If you drive for Uber, deliver for DoorDash, or freelance on Upwork, you've received a 1099. Here's what it actually means.
A W-2 means your employer withholds taxes from every paycheck and sends them to the IRS on your behalf. You're an employee.
A 1099 means you're an independent contractor. The company pays you in full and you're responsible for sending money to the IRS yourself. There is no withholding.
1099-NEC (Nonemployee Compensation): For freelancers, contractors, gig workers. Used when you earned $600+ from a single client/platform.
1099-MISC (Miscellaneous Income): For other types of income like rent, royalties, prizes. Less common for gig workers.

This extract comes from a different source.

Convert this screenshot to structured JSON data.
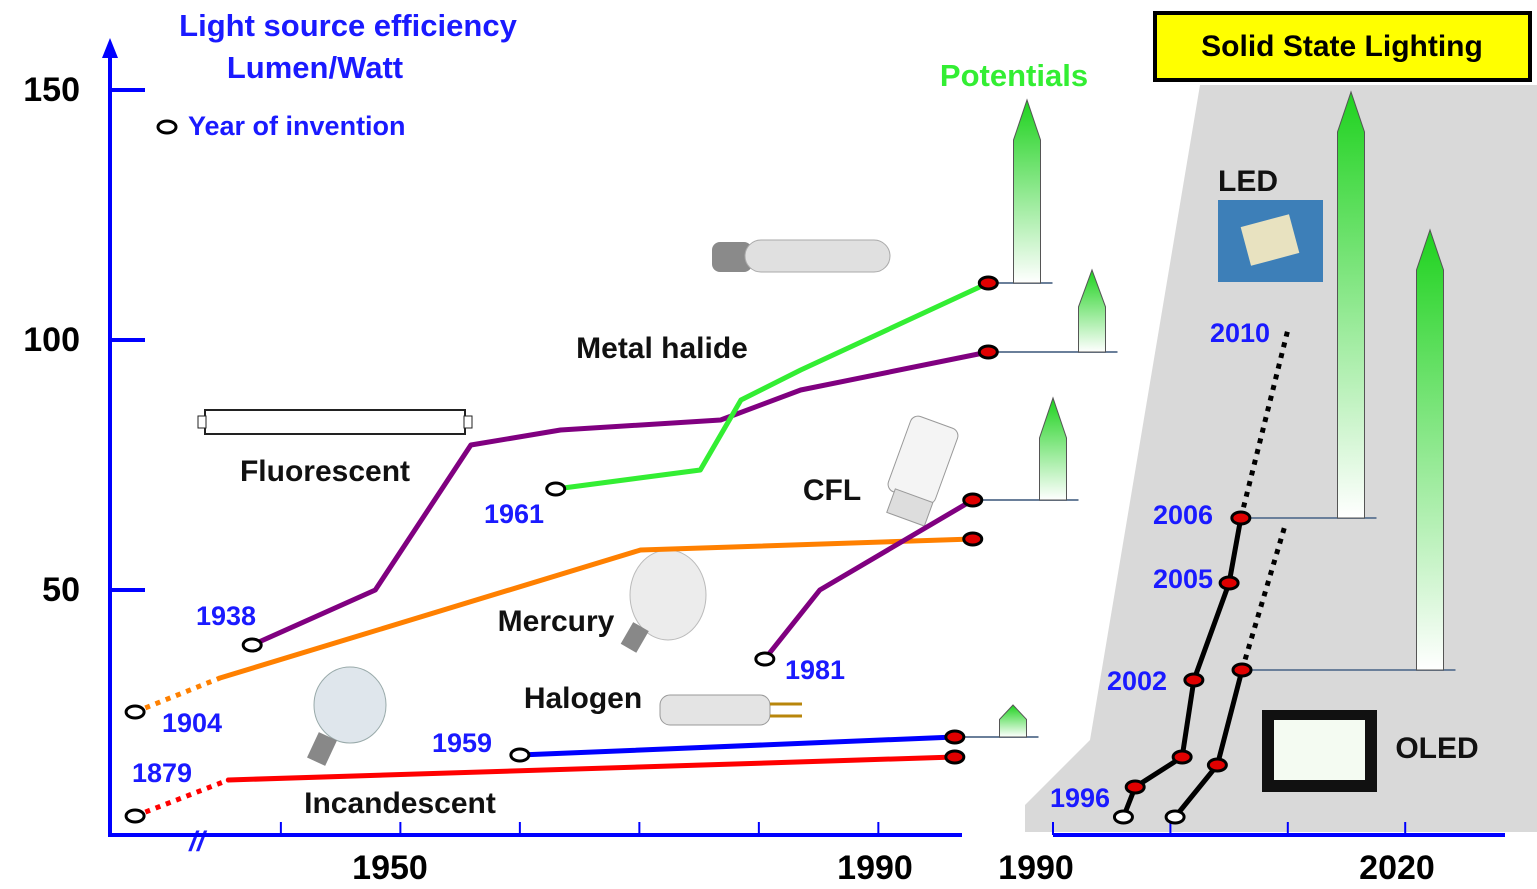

1099-K (Payment Card/Third Party): Shows when payment processors (Stripe, PayPal, etc.) processed transactions for you. Threshold: $20,000 AND 200 transactions. Some platforms also issue this regardless of threshold.
As a 1099 worker, you owe:
• Federal income tax — your marginal rate (10-37% depending on income)
• Self-employment tax — 15.3% on net profit (Social Security + Medicare)
• State income tax — varies by state (0-13% of net income)
The legal way to reduce 1099 taxes: maximize deductions. Every legitimate business expense reduces your taxable profit. Track everything. Use QuickBooks or FreshBooks from day one.